Жанна была под стать мужчинам. Привыкшие к отбросам человеческого общества, к женщинам, которые прилеплялись к шайке с голодухи, служили им для забавы, а потом исчезали или умирали, разбойники уважали Жанну с ее не по-женски суровой красотой — Жанна не хныкала, держала язык за зубами и не испытывала жалости к их жертвам. Она чувствовала, что ее уважают, и это служило ей поддержкой, которую Жанна давно уже ни от кого не получала. Шайка была как одна семья, одно племя, но за все надо платить, и вот теперь настала пора принести в жертву свою дочь. Жанна глядела на ребенка и колебалась. Она думала о Саре, когтями вцепившейся в клочок земли, о Саре, которая захотела спасти Мари, но не захотела или не смогла спасти себя. Она думала о Мари, вовсе не ведьме, а фее, а податливой и безучастной ко всему Мари, которая не почувствовала, что умирает, как не чувствовала она, что живет. Жанна вовсе не полюбила дочь с первого взгляда, как бывает в сказках, но в этом комочке трепещущей плоти обитала Сара, Мари, не знавшие имени отца своего ребенка, в ней обитала она сама и Жак, ее первый и последний мужчина (если не считать одной давней истории), который был никем и сразу всем и чье имя олицетворяло бунт. Она задумчиво глядела на ребенка: сейчас осень, до зимы девочка не умрет, значит, ждать приходилось еще три месяца. Грудь наполнялась молоком и болела. Однако, кормя ребенка грудью, питая собой эту жизнь, Жанна уже не погружалась в безмерные глубины отчаяния.

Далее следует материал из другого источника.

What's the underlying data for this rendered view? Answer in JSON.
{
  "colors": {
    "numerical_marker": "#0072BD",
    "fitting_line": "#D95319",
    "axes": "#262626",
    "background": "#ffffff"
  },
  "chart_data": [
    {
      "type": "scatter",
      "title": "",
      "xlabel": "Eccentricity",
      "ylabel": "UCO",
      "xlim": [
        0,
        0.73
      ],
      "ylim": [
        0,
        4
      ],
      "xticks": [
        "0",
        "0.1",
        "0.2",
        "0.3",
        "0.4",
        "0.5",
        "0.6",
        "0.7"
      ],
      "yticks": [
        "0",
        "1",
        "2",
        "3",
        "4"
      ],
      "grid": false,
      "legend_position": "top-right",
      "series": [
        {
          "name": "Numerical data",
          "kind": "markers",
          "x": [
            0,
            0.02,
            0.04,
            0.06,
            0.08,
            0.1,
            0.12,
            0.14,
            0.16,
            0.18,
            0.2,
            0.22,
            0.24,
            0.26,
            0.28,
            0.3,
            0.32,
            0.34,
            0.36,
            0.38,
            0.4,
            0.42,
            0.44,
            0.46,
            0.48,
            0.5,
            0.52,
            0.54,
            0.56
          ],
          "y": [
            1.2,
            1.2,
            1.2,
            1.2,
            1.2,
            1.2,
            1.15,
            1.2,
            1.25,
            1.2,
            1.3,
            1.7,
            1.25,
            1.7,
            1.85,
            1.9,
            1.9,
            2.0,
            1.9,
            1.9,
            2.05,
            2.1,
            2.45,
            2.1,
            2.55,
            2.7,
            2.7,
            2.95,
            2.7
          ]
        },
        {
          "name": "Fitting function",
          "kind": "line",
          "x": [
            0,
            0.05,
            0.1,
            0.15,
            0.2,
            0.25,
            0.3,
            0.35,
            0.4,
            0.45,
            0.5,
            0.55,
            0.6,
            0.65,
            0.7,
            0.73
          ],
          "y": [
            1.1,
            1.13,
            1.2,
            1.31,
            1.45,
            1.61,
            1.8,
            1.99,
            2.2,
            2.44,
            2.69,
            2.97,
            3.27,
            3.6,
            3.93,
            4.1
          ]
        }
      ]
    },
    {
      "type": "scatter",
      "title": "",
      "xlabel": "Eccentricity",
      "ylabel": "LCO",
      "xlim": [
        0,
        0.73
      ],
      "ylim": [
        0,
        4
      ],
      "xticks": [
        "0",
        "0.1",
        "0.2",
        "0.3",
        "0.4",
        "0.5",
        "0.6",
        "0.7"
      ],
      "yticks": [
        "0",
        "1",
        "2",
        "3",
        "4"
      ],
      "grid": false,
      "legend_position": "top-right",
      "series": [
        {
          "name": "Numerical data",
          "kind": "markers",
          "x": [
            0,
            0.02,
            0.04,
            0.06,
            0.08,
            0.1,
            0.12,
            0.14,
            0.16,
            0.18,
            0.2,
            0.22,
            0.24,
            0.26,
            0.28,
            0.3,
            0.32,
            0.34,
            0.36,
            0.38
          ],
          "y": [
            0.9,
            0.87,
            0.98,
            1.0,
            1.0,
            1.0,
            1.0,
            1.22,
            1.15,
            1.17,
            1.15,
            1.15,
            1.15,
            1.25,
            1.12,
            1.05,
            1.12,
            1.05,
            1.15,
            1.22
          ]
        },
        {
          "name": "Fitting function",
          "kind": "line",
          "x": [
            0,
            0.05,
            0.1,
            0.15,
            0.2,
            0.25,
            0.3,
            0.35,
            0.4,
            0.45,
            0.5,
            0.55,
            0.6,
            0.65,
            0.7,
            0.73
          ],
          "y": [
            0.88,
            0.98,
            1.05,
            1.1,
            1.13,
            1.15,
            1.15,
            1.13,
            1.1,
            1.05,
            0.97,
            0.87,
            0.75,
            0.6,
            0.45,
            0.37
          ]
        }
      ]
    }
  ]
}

Надо было распрощаться с мутными водами прудов, покинуть разбойников, которые для самоутверждения пугали жителей деревень, напялив на себя волчьи шкуры. Надо было уйти из леса, спасительного и гибельного одновременно, и осесть среди горожан. Ей предстояло вновь вступить в безнадежную схватку. Для нее кончалась жизнь простая, бесхитростная, когда, чтобы выжить, не мудрствуя лукаво, убивают безжалостно других, не чувствуя при этом за собой никакой вины. Она покидала жизнь, похожую на кровавый сон с его хмельным угаром, глухими криками, безмолвными пирами, глубоким опьянением, но покидала не естественным путем — через смерть, а спасаясь бегством. Ей предстояло с головой окунуться в одиночество. И все из-за малышки, которая ничего никогда не увидит, кроме горя и страданий. «Лучше было бы ее утопить». Конечно, лучше, но это было выше ее сил. Жанна ушла ночью, ей было стыдно. Жак не пытался ее удержать. Он терял не только женщину, он терял товарища. Однако он пережил уже столько потерь! «Я постараюсь продержаться здесь еще несколько лет… или месяцев, но они все обезумели, забыли про осторожность. Скоро нам всем тут каюк. Послушай, трактирщик из К. — человек надежный, если когда-нибудь ты услышишь про эту шайку в Германии или про другую, где пытаются что-то сделать, как бы это сказать, для того, чтобы выкарабкаться, что-то сделать ради справедливости, ради… подай мне весточку, главное, как добраться, если узнаешь, я тут же отправлюсь». Жанна плохо понимала эту его мечту. Разве ей еще с Вербери не было известно, что справедливости не существует? Люди везде одинаковы. Однако она поддержала надежду, которая выделяла его из толпы, красила его, освещала взор. На прощание она чисто по-женски, нежно погладила его свободной рукой, не занятой ребенком, по волосам. На мгновение в этом аду они втроем стали похожи на одну семью. «Обещаю. Клянусь. Не теряй надежды». Эти слова придавали Жаку жизни, поддерживали его. Для Жака тоже не лучше ли было погибнуть, потерять надежду и дать себя убить в первой же заварухе, чем испытывать на себе людскую жестокость? Однако она сказала: «Не теряй надежды», хотя сама ни на что уже не надеялась. «Все женщины одним миром мазаны», — говорили, должно быть, разбойники на следующее утро, узнав о ее уходе.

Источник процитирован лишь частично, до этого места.